The Relationship Between the Forming Fabric and the Corrector

Why Forming Fabric Need a Corrector？

During papermaking, the forming fabric will always drift to one side of the paper machine to some extent (deviation), which will cause uneven wear and edge damage. Therefore, a corrector is needed to correct the mesh. As an important auxiliary device in papermaking, the forming fabric corrector can automatically adjust and control the position of the fabric in papermaking to prevent deviation and maintain optimal tracking performance.

Types of Forming Fabric Correctors

There are two main types: manual and pneumatic

Manual Forming Fabric Corrector

The manual forming fabric corrector is installed on the correction roller (the guide roller on the corrector). Its transmission end bearing is mounted on the support seat via a hinge or spherical surface. The operating end bearing seat has a distance of 50-100mm. Rotating the adjustment device can make the correction roller tilt to a certain extent. When the misaligned forming mesh passes the roller, the mesh tends to run in the direction perpendicular to the rotation axis of the roller, causing the forming mesh to return to its normal running position. Furthermore, the sensitivity of the corrector is influenced by the tension of the forming fabric, the wrap angle on the correction roll, and the distance between the correction roll and its adjacent rolls. Typically, a wrap angle of 10°–15° is employed, and the distance between the correction roll and the adjacent guide roll should exceed 600–800 mm.

Pneumatic Forming Fabric Corrector

The sensing element of the pneumatic automatic forming fabric corrector is a small baffle that contacts the edge of the forming mesh. When the forming mesh deviates from its designated position, the position of the small baffle will change, thereby opening and closing the exhaust valve, changing the air pressure inside the membrane executive agency, causing the correction roller to make a corresponding displacement, and completing the automatic correction action of the forming fabric. Since the baffle-type sensor subjects the mesh to a certain degree of wear, it is generally recommended that the edge of the forming fabric remain perpendicular to the baffle and be positioned centrally relative to it.

The forming fabric tensioner can also serve a corrective function; by carefully tightening or loosening one end of the tensioning roll, the forming fabric will drift toward the side with the looser tension. However, this method is generally used when there is no forming mesh corrector.

Working Principle and Adjustment of Forming Fabric Corrector

One side of the correction roll is fixed, while the other is movable. The forming fabric moves towards the side that first contacts the guide roller, while the standard line runs ahead of the side that first contacts the roller.

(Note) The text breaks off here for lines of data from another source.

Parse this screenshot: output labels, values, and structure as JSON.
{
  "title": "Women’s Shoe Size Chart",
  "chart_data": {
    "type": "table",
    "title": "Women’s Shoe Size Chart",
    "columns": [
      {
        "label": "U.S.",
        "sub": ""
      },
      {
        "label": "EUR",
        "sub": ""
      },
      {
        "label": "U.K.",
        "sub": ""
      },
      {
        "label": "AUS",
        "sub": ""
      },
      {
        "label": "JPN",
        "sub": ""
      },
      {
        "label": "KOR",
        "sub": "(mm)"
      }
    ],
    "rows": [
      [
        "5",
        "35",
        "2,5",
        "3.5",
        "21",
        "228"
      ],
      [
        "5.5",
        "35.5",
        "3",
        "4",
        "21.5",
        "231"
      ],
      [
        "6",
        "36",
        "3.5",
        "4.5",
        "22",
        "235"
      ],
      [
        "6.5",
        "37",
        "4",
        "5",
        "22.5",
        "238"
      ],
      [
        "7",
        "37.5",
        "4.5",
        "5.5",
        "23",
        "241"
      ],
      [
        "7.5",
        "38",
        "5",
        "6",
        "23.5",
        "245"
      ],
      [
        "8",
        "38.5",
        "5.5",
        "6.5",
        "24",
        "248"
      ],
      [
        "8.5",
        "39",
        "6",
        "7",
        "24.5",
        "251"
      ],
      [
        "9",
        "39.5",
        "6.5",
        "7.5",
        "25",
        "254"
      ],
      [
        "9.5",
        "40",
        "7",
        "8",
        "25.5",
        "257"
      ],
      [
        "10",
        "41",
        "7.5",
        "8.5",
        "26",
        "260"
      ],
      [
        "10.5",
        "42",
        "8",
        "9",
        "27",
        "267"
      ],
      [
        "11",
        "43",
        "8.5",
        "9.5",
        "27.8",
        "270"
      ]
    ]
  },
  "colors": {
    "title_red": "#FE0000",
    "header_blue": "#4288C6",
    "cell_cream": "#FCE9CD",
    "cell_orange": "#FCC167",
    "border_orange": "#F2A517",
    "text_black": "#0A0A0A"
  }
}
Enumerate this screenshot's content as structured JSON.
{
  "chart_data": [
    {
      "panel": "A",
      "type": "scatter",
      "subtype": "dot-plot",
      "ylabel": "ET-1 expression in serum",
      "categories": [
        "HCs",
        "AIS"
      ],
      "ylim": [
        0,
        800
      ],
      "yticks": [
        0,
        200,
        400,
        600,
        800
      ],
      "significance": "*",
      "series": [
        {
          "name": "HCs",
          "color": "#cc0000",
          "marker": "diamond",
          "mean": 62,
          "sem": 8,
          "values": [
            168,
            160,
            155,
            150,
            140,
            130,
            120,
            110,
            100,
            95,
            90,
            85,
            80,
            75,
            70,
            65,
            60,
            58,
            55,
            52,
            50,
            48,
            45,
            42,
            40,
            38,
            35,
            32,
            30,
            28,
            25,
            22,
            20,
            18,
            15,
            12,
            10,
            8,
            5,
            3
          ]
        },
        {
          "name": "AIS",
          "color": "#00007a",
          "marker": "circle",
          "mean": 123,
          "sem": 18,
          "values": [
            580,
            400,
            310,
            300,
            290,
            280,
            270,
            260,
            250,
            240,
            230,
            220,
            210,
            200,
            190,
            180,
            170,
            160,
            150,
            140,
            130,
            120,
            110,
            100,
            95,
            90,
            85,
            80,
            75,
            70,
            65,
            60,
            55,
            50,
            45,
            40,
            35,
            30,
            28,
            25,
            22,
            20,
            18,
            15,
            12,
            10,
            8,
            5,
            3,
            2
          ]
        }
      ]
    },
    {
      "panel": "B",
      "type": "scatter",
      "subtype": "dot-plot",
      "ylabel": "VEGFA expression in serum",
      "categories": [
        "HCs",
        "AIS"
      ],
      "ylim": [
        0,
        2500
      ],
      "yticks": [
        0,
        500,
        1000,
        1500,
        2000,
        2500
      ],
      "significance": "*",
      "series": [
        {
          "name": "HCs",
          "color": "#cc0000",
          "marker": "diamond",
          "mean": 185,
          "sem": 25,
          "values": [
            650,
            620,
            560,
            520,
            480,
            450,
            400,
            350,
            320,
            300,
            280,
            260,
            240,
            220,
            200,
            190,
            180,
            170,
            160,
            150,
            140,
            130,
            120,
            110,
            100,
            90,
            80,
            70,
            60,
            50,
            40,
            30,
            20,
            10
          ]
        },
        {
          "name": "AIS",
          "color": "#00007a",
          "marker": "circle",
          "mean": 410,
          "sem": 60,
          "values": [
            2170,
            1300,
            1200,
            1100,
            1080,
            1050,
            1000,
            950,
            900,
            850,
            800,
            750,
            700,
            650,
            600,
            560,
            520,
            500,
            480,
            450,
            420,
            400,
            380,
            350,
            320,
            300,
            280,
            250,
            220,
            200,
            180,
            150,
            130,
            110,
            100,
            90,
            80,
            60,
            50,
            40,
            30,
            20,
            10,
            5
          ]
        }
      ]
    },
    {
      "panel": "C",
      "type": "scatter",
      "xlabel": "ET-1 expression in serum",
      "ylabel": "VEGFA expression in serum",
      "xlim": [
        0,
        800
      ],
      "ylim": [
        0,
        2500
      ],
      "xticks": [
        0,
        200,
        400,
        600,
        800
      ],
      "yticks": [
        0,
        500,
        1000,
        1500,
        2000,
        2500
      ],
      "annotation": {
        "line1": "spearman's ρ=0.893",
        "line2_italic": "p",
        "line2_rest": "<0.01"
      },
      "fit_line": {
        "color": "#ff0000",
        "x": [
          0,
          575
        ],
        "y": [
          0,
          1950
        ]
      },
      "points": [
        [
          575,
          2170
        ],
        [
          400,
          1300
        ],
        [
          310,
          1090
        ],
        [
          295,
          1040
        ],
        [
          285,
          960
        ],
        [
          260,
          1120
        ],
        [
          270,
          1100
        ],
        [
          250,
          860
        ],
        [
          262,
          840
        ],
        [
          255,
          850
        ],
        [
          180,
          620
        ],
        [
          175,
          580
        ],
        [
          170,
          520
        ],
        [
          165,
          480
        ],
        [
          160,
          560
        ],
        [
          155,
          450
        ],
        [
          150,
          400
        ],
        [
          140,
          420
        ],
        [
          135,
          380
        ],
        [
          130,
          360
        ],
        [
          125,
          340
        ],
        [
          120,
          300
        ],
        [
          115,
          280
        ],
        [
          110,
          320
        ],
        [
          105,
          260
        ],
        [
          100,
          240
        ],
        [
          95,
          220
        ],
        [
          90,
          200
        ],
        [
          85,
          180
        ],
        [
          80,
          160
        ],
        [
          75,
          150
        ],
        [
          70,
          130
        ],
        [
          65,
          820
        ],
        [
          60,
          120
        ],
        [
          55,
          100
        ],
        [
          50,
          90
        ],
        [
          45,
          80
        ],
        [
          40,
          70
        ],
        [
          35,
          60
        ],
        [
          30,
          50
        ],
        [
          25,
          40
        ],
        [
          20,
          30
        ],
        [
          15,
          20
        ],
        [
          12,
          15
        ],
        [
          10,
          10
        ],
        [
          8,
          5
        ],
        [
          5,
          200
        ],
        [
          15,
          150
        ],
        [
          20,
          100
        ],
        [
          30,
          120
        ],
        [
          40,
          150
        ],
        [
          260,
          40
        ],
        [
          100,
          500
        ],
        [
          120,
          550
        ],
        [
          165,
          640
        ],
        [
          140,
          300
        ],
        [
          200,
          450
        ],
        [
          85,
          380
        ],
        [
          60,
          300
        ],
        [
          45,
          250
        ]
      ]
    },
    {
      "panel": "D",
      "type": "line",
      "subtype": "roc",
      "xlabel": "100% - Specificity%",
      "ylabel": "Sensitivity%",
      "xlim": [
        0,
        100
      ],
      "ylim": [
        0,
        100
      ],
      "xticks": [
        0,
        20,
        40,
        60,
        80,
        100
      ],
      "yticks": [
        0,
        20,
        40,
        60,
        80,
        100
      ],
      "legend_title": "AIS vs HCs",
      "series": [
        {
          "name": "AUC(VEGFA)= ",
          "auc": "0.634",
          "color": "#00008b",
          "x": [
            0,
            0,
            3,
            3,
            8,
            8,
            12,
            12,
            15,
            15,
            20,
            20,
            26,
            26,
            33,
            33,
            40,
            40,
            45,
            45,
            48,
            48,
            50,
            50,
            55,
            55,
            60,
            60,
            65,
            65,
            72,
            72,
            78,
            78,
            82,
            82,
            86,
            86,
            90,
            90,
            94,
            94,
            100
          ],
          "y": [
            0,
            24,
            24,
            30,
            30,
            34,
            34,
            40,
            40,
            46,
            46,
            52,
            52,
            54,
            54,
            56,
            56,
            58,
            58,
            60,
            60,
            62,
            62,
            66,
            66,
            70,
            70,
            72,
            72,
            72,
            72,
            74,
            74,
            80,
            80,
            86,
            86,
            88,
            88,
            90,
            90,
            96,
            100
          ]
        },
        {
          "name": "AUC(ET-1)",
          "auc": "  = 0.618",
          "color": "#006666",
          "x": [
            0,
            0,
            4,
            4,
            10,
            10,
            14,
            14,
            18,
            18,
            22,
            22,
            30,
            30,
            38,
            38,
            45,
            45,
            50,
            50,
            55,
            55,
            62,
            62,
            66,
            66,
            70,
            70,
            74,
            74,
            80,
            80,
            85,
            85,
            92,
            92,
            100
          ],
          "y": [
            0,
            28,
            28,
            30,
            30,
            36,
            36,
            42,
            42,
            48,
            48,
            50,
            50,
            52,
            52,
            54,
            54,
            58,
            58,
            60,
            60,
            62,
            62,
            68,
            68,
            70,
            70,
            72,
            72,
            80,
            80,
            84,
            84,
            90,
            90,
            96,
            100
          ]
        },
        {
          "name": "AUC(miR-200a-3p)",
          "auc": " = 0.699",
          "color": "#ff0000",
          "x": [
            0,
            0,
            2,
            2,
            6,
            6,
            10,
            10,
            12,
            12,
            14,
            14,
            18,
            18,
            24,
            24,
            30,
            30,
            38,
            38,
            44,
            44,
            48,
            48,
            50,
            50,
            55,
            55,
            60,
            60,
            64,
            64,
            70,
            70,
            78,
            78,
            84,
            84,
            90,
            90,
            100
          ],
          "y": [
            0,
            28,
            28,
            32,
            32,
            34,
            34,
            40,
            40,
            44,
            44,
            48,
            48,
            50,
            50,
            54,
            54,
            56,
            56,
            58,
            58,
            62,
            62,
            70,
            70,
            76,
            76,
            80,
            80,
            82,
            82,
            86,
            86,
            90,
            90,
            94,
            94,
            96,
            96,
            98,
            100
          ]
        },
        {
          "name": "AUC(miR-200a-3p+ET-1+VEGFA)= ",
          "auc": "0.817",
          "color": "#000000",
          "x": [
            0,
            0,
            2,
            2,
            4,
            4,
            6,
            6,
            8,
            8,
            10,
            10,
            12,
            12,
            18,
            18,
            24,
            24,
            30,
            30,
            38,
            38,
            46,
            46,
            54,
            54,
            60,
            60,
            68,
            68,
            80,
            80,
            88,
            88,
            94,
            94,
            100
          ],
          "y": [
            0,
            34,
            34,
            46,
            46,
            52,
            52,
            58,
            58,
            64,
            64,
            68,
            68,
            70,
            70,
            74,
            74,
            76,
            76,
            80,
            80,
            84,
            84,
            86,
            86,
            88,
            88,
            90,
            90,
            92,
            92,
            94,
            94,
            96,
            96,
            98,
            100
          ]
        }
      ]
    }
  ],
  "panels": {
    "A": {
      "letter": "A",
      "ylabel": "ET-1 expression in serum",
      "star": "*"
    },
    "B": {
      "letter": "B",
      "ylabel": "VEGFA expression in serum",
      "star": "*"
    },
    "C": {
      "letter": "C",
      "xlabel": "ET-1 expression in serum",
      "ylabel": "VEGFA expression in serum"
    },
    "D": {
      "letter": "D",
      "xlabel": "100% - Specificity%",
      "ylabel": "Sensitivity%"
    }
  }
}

To facilitate the description and memorization of the pattern of the corrector’s deviation in the forming fabric, it is as follows: when the operator is in the position of the corrector mesh, moving the corrector roller in the opposite direction of the mesh’s running direction will bring the net towards the operator; moving the corrector roller in the same direction as the mesh’s running direction will bring the mesh towards the drive side.

The positioning of the corrector is of critical importance; generally, it is recommended that the guide roller be situated at the final stage of the loop. The corrector should be positioned as close as possible to the guide rollers. The wrap angle of the automatic correction guide roller should be greater than 25°. If the forming fabric does not respond much or at all to the correction system, the correction system needs to be checked. If poor contact between the forming fabric and the roller—resulting in slippage—is attributed to low tension, the tension should be increased appropriately. Should all components of the tension correction system be functioning normally, yet the forming fabric continues to drift, it is recommended to verify whether the rollers have deviated from their proper alignment. Prior to this, manual correction (by manually adjusting the tensioning roller) may be performed if deemed necessary.

Factors Affecting the Correction of the Forming Fabric

• When the fulcrum position of the correction roll deviates from one side, the corrector can only correct to one side, and when the forming fabric moves to the other side, the correction roller cannot correct the mesh even when it reaches its limit position.
• The greater the tension of the mesh, the stronger the correction effect, but excessive tension may also cause the forming fabric to keep running to both sides.
• The smaller the wrap angle of the correction roll, the smaller the friction between the forming fabric and the correction roll, and the worse the correction effect. Conversely, the greater the coefficient of friction between the correction roll and the mesh, the better the correction effect.
• The smaller the spacing between the correction roll and the guide rolls positioned before and after it, the less effective the correction will be.
• If the tension on the two sides of the forming fabric is uneven, the fabric may drift toward one side, thereby failing to achieve the intended correction.
• For pneumatic correctors, the opening of the throttle valve should also be checked. The smaller the opening, the slower the corrector roller runs.
• For electric correction, the main environmental factors that affect the measurement are light intensity, which can cause inaccurate measurement positions. Improperly configured PID parameters can lead to oscillations within the control system, while significant deviations in the parameters provided by the process specifications may result in control errors.

The synergistic interaction between the forming fabric and the corrector is crucial for maintaining continuous production, extending the service life of the fabric, and ensuring the stability of paper quality. A thorough understanding of the relationship and operational setup between the two is undoubtedly key to achieving continuous production and improving product quality.